Signatory countries are thus obliged to address the illegal possession of drugs for personal use, but retain their individual freedom to decide on the exact policies to be adopted. In framing their national laws, EU Member States have interpreted and applied this freedom taking their own characteristics, culture and priorities into account, while maintaining a prohibitive stance. The result is a variety of approaches EU-wide to illicit personal use of drugs and its preparatory acts of possession and acquisition.
Yet, when comparing law with actual practice, national positions within the EU seem less divergent than might be expected. In many countries, judicial and administrative authorities increasingly seek opportunities to discharge offenders, or, failing that, arrangements that stop short of severe criminal punishment.

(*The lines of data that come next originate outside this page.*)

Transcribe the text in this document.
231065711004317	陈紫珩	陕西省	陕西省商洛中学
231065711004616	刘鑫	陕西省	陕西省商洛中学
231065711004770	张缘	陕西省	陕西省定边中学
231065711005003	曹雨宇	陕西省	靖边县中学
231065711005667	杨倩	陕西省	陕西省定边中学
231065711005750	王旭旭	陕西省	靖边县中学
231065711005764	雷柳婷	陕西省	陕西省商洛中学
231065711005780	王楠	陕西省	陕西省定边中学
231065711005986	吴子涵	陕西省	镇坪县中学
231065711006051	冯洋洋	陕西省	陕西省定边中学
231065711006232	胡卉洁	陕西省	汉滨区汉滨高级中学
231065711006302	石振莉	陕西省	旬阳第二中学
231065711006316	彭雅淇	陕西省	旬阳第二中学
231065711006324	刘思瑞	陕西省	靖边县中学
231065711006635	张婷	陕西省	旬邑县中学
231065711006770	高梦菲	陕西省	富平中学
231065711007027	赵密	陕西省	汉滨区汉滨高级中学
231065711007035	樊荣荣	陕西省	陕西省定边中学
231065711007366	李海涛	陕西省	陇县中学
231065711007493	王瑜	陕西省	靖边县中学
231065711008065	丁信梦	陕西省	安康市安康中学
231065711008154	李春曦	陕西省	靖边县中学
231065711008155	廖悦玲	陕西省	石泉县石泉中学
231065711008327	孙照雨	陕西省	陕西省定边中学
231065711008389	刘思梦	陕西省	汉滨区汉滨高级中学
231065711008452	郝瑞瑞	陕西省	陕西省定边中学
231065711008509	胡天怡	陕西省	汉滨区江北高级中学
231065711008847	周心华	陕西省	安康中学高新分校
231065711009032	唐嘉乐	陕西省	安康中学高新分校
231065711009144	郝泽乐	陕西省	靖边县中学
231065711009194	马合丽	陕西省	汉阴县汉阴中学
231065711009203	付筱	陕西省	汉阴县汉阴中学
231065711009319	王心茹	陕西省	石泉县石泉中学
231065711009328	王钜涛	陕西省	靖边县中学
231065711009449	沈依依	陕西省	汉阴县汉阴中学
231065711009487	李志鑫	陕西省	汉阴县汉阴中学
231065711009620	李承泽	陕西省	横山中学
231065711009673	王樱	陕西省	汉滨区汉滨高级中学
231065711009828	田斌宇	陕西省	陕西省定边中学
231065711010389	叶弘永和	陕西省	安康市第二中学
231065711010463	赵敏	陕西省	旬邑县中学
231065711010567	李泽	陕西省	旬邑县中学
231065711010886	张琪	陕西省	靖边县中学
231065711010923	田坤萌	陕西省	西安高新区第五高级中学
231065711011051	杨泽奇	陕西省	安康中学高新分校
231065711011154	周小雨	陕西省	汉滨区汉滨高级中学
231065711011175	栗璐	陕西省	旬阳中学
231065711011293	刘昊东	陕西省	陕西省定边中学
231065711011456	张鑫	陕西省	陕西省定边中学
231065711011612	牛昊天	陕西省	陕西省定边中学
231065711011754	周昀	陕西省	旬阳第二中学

Key policy issues at a glance
1. The UN drug conventions leave countries room for manoeuvre to control illicit possession of drugs for personal use as they see fit, without rigidly defining specific punishments.
2. Within the EU, laws regulating personal use of drugs vary from country to country. In some, punishment includes prison sentences; in others, possession for personal use has been decriminalised in recent years.
3. Police action against illicit use and possession of drugs, although differing within and between countries, is generally increasing in the EU.
4. Prosecutors in most Member States now lean towards non-criminal sanctions for drug use and possession offences. But firm action, including imprisonment, is still the usual outcome for addicts who sell drugs or commit property crime, especially when they are reoffenders.
5. Alternatives to criminal prosecution — usually of a therapeutic or social nature — are now widely available across the EU, but their application and effectiveness vary.
6. Programmes offering alternatives to prosecution can benefit from coordination between the justice and health systems.